Men's Home Fitness Exercises for Men Over 50


As men age, their testosterone levels start to decrease. Testosterone is the hormone responsible for muscle growth, meaning that once you're over 50, you lose muscle, your metabolism slows down and you gain fat. However, according to dietitian Ryan Andrews, co-founder of Precision Nutrition, this isn't a foregone conclusion. Exercising gives testosterone levels a huge boost and halts this decline. You don't need a gym. A few simple body-weight exercises that you can do at home is more than enough.


Many men over 50 suffer from joint aches and pains, particularly around the knees, hips and ankles.

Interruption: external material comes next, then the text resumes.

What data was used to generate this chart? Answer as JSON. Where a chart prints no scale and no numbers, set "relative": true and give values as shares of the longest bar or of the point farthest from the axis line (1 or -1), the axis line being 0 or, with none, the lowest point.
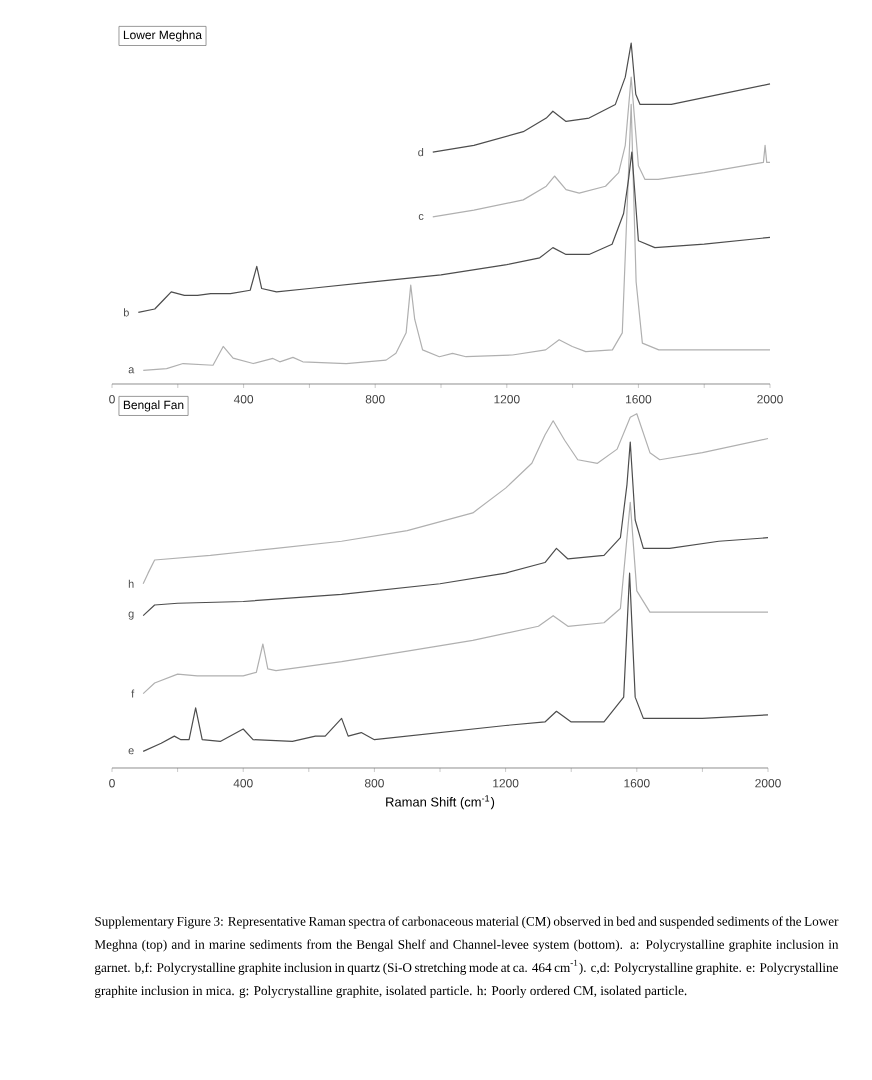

This is due to a weakening of the tendons, ligaments and muscles. While leg exercises like squats will help this, single leg exercises, such as lunges are even better, says corrective exercise specialist Mike Robertson. By training each leg individually, you improve balance, proprioception, muscular strength and joint mobility. Do four sets of 10 to 12 lunges per leg, using just your body weight.


If there's one area of the body where adding muscle can drastically improve a man's physique, it's the chest, and pushups are the ideal home exercise for this. Use a shoulder-width hand spacing and descend as far as you can using good form. Keep your elbows tucked in and don't let your hips sag. If your elbows flare, you risk shoulder injuries and by letting your hips sag, you're not activating your core. Build up to doing three sets of 15 full reps.


The plank is the ultimate core exercise. While people often choose situps and crunches to work the abdominals, these actually focus on the hip flexors and may strain the lower back. Planks, on the other hand, train your core muscles for their main function -- stabilization. Ensure that your hips, upper back and head are in a straight line, and that your hips aren't too close to the floor or pushed up in the air. Squeeze your stomach tight and hold the position for as long as possible. Once you can do one minute, try planks with your feet elevated on a chair or low step.


Supermans, or back raises, are essential for combating poor posture. If you have an office or desk-based job, chances are you spend your days hunched over a computer. This leads to tight pectorals and hip flexors, weak upper and lower back muscle, and bad posture, which can lead to injuries and back pain later down the line. Supermans stretch out your tight muscles, while strengthening your weak ones. Lie on your front, with your hands at the side of your head, and lift your legs and torso off the floor as high as you can, pause for a second, then lower them again. Do three sets of 10 reps.